O 25 de Abril foi uma estação de comboio nas nossas
vidas onde pensávamos mudar o destino, mas o novo comboio só teve bilhetes para
os do costume. Os que sempre se interrogam não tiveram outro remédio senão voltar
à estação habitual, com novo visual, é certo, mas onde ainda não vislumbraram novo
trajeto. Alguns continuam a ver passar os comboios. Outros desistiram e foram
embora, a pé.
Em Portugal a foice cortou cerce a flor e não a
deixou dar fruto. O cravo vermelho, que já foi noutros tempos a flor da causa
miguelista, não dá polpa que se coma. Resta-nos voltar a pegar noutras sementes
e recomeçar nova lavra da esperança.
Obrigado pelo seu livro, José. Um grande abraço do
J. A. Gonçalves Guimarães
Mesário-mor da Confraria
Livros
No
passado dia 5 de Abril no Regimento de Artilharia n.º 4 em Leiria foi feito o
lançamento do livro “O Jornalismo Leiriense e a Grande Guerra” da autoria do
nosso consócio Joaquim Santos, o qual resultou da sua investigação para tese de
Mestrado na Faculdade de Letras da Universidade de Coimbra.
O
presente estudo constitui um interessante contributo para a história da Grande
Guerra, e da sua relação com a cidade e região de Leiria nas primeiras décadas
do século XX e da participação dos seus naturais no grande conflito mundial que
enlutou o país.
No
passado dia 11 de Abril, Anabela Mimoso lançou em Lisboa na Casa dos Açores o
livro “Rebelo de Bethencourt: Raízes de Basalto”, editado por Seixo Publishers
e apresentado por Eduíno de Jesus, sobre este jornalista e poeta açoriano
nascido em 1894, que fez parte da Geração Coimbrã e que em 1920 também escreveu
«A hora é de incerteza mas é também de esperança. E essa hora de esperança,
hora prometedora da nossa ressurreição, soará no dia em que, estrangeiros que
somos, alcançaremos a nossa autonomia moral, deixando de ser os outros, para
voltarmos a ser de novo e definitivamente – portugueses».
No
próximo dia 29 de Abril, na Taylorian Institution da Universidade de Oxford,
UK, a Professora Teresa Pinto Coelho, da Universidade Nova de Lisboa,
especialista em Relações Anglo-portuguesas, lançará o seu livro, Eça de Queirós
and the Victorian Pres, editado pela Tamesis, Londres e Nova Iorque.
Estarão
presentes o Dr. João de Vallera, embaixador de Portugal no Reino Unido, e o
Professor Emérito Tom Earle do King John II of Portuguese Studies.
Congressos, colóquios e
palestras
Nos
passados dias 11 e 12 de Abril decorreu na Universidade Católica do Porto o II
Congresso O Porto Romântico, no qual participaram com comunicações os sócios e
confrades Francisco Ribeiro da Silva, Laura Peixoto de Sousa, Teresa Campos dos
Santos e Susana Moncóvio, as quais serão publicadas nas respetivas atas.
No
dia 15 seguinte, o mesário-mor da Confraria Queirosiana, J. A. Gonçalves
Guimarães, esteve presente no “Dia Internacional dos Monumentos e Sítios.

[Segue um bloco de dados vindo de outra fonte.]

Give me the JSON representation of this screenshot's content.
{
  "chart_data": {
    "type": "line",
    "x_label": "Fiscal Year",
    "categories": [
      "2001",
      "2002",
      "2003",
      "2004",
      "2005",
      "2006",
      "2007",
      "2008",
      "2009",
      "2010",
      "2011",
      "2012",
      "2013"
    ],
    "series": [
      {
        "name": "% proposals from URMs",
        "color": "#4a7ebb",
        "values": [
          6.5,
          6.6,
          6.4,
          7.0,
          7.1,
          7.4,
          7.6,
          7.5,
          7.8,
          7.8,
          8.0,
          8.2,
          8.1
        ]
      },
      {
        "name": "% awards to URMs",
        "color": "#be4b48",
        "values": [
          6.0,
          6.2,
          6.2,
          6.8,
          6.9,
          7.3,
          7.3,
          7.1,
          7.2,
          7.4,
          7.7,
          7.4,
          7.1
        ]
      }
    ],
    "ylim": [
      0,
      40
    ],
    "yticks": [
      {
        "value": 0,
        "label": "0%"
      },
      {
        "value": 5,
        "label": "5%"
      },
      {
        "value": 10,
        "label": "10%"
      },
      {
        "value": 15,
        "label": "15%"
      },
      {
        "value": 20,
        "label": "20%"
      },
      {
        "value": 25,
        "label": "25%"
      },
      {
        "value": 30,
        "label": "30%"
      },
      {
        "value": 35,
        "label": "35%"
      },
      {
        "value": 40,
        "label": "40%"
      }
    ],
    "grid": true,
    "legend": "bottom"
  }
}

Lugares de Memória”, comemorado pela Misericórdia de Gaia em volta do seu
património doado por António Almeida da Costa, antigo empresário e proprietário
da Fabrica de Cerâmica e da Fundição das Devesas, tendo na ocasião dissertado
sobre a bibliografia sobre este notável complexo industrial e artístico desde
os anos 70 do século passado até às mais recentes teses de mestrado e
doutoramento sobre o mesmo, ao que se seguiu uma visita aos diversos edifícios
na posse desta entidade que os pretende preservar, valorizar e divulgar
mantendo-se fiel ao espírito do doador e à sua missão social.
No
próximo dia 29 de Abril, pelas 21,30 horas, decorrerá no Solar Condes de
Resende um colóquio subordinado ao tema «”Mudam-se os Tempos. Mudam-se as
Vontades”; a década antes do 25 de Abril», organizado pelos Amigos do Solar
Condes de Resende – Confraria Queirosiana e integrado nas comemorações oficiais
do Município de Vila Nova de Gaia. Serão intervenientes: Eduardo Vítor
Rodrigues Sociólogo e presidente da Câmara; Jaime Milheiro, Psiquiatra e
Psicanalista; Joaquim Armindo Pinto de Almeida; Diácono da Igreja Católica e
Engenheiro; e J. A. Gonçalves Guimarães, Historiador. Este colóquio pretende
lembrar os acontecimentos mundiais, nacionais e locais que deram origem ao 25
de Abril e às suas consequências.
Curso sobre Joalharia
Organizado
pela Confraria Queirosiana, decorrerá durante o mês de Maio, no Solar Condes de
Resende, o curso livre sobre Classificação, Avaliação e Restauro de Jóias, em
que será formadora Marília Ferreira, Avaliadora Oficial da Casa da Moeda.
As
sessões, num total de 8 de duas horas cada, decorrerão às quartas das 13 às 15. A frequência do curso
implica prévia inscrição e aos formandos será passado um certificado.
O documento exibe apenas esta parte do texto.